Olhando para o silêncio em curso, até parece que o futuro dos portugueses não é matéria relevante para o Governo. Um silêncio que parece deixar transparecer que o bem-estar dos portugueses e a preservação dos seus postos de trabalho não são matérias relevantes.

Ao mesmo tempo que a República Portuguesa consome recursos escassos para atrair investimento estrangeiro, em total contradição, o Estado português nada faz perante a destruição metódica e sistemática de postos de trabalho perpetrada por algumas empresas, altamente lucrativas, nos sectores da banca e das telecomunicações.

Um silêncio da parte do Governo, tanto mais estranho, porque foi precisamente o PS que tanto afirmou no passado, com inteira razão, existir uma alternativa à orientação imposta pela troika. Ora, o Governo tem todas as condições políticas e parlamentares para desfazer o legado pernicioso da troika, alterando algumas matérias no âmbito da legislação do trabalho.
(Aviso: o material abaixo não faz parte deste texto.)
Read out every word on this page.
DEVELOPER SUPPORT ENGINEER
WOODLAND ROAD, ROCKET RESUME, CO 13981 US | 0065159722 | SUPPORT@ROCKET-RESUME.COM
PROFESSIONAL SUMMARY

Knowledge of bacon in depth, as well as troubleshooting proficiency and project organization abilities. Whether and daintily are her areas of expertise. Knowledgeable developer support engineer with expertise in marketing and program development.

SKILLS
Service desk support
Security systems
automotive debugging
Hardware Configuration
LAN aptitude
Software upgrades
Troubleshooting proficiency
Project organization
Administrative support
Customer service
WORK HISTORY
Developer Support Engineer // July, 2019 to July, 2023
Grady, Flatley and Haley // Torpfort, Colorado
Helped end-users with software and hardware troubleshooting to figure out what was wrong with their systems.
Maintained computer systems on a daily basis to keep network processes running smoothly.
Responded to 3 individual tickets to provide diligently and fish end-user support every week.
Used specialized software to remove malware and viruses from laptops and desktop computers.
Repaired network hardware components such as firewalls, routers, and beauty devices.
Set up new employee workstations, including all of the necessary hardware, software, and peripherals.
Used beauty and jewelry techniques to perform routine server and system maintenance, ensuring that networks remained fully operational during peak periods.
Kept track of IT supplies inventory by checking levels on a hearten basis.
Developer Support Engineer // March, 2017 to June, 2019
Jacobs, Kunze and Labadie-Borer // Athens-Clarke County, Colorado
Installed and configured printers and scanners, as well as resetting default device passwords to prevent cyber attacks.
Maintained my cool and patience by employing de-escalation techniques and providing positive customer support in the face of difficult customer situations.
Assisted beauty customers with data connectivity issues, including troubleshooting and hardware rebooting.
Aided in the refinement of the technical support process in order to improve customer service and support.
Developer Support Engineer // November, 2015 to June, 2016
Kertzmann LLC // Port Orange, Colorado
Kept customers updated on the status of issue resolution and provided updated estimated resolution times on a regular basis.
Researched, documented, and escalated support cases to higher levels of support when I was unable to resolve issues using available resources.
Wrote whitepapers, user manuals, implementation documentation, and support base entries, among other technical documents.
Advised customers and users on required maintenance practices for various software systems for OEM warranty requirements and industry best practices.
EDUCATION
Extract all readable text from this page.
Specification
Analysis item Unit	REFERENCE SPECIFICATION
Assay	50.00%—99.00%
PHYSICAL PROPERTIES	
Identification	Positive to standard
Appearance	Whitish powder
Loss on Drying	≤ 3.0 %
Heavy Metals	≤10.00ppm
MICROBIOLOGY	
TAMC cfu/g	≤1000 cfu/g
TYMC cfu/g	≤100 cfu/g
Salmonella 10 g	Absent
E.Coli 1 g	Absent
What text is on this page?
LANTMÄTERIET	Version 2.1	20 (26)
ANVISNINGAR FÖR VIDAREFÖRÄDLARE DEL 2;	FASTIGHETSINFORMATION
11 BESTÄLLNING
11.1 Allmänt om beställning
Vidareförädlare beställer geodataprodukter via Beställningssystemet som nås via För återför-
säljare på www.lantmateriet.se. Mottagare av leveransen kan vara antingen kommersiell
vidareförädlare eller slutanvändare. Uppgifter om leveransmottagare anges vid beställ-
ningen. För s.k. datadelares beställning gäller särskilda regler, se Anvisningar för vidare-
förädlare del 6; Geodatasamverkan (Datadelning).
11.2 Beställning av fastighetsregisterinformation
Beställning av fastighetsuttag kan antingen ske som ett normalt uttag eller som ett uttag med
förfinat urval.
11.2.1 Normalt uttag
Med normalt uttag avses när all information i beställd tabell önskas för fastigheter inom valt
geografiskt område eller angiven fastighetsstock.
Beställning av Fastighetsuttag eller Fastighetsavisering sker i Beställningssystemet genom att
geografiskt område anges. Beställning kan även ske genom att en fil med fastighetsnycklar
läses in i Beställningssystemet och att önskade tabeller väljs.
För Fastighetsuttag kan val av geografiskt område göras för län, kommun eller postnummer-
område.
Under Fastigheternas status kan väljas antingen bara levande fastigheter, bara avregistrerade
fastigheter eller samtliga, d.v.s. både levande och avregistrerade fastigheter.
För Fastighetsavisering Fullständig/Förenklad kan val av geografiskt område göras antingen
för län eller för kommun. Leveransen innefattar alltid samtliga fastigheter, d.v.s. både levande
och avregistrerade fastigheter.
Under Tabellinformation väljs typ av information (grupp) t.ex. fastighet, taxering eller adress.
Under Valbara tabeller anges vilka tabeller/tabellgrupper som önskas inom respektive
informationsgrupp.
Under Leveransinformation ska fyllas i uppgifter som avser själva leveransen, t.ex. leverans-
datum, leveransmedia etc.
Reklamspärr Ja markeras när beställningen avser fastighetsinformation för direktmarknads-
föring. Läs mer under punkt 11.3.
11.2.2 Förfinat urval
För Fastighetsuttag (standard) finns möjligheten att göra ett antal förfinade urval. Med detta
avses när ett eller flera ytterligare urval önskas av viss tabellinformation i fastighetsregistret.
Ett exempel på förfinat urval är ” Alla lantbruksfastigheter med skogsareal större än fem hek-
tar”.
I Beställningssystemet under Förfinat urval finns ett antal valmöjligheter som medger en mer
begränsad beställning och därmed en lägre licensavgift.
Muitos trabalhadores sentem, por estes dias, uma enorme revolta. Não compreendem. Não compreendem que empresas que beneficiaram da ajuda dos cidadãos e dos contribuintes, através das obrigações convertíveis em capital, as célebres CoCos, agora revelem tamanha insensibilidade social e falta de noção do seu papel na salvaguarda da coesão nacional.

Não compreendem igualmente os trabalhadores que um dos bancos mais eficientes da Europa, e um dos mais eficientes do seu grupo europeu, tenha de proceder a uma brutal sangria da sua força de trabalho num curtíssimo espaço de tempo.

Ironia do destino, o mesmo banco que recusou prescindir no passado dos contratos com os célebres Swaps de tão má memória, Swaps esses que tanto custaram aos contribuintes, não é agora capaz de fazer um esforço para reajustar a sua mão de obra portuguesa de forma faseada no tempo?

Custa-me escrever este artigo. Nada disto é pessoal, e não me quero imiscuir no combate partidário. Aliás, alguns dos administradores destas empresas são meus conhecidos, colegas de universidade e de estrada nas nossas vidas profissionais. Isto dito, o que se está a passar é intolerável.

Compreendo, em parte, que alguns deles estejam entre a espada e a parede. Pressionados pelos acionistas e pelo seu apetite predatório, não têm forma de contrariar a avidez sôfrega pelo lucro imediatista, mesmo que isso colida com os seus valores pessoais de decência e solidariedade.

Por isso, os próprios conselhos de administração destas empresas necessitam do respaldo de uma intervenção dos representantes da República Portuguesa (Presidente, primeiro-ministro, ministra do Trabalho, Parlamento) ao abrigo dos seus magistérios de influência. Só assim poderão justificar um travão à chacina dos trabalhadores portugueses perante o capital estrangeiro.

No momento em que tanto se fala dos fundos da bazuca, temos sectores sustentáveis que estão a atirar para uma situação de necessidade futura os seus trabalhadores. Absolutamente intolerável. Os portugueses podem contar com os seus representantes nas mais altas instituições do Estado, ou os mesmos vão continuar a assobiar para o ar?

O autor escreve de acordo com a antiga ortografia.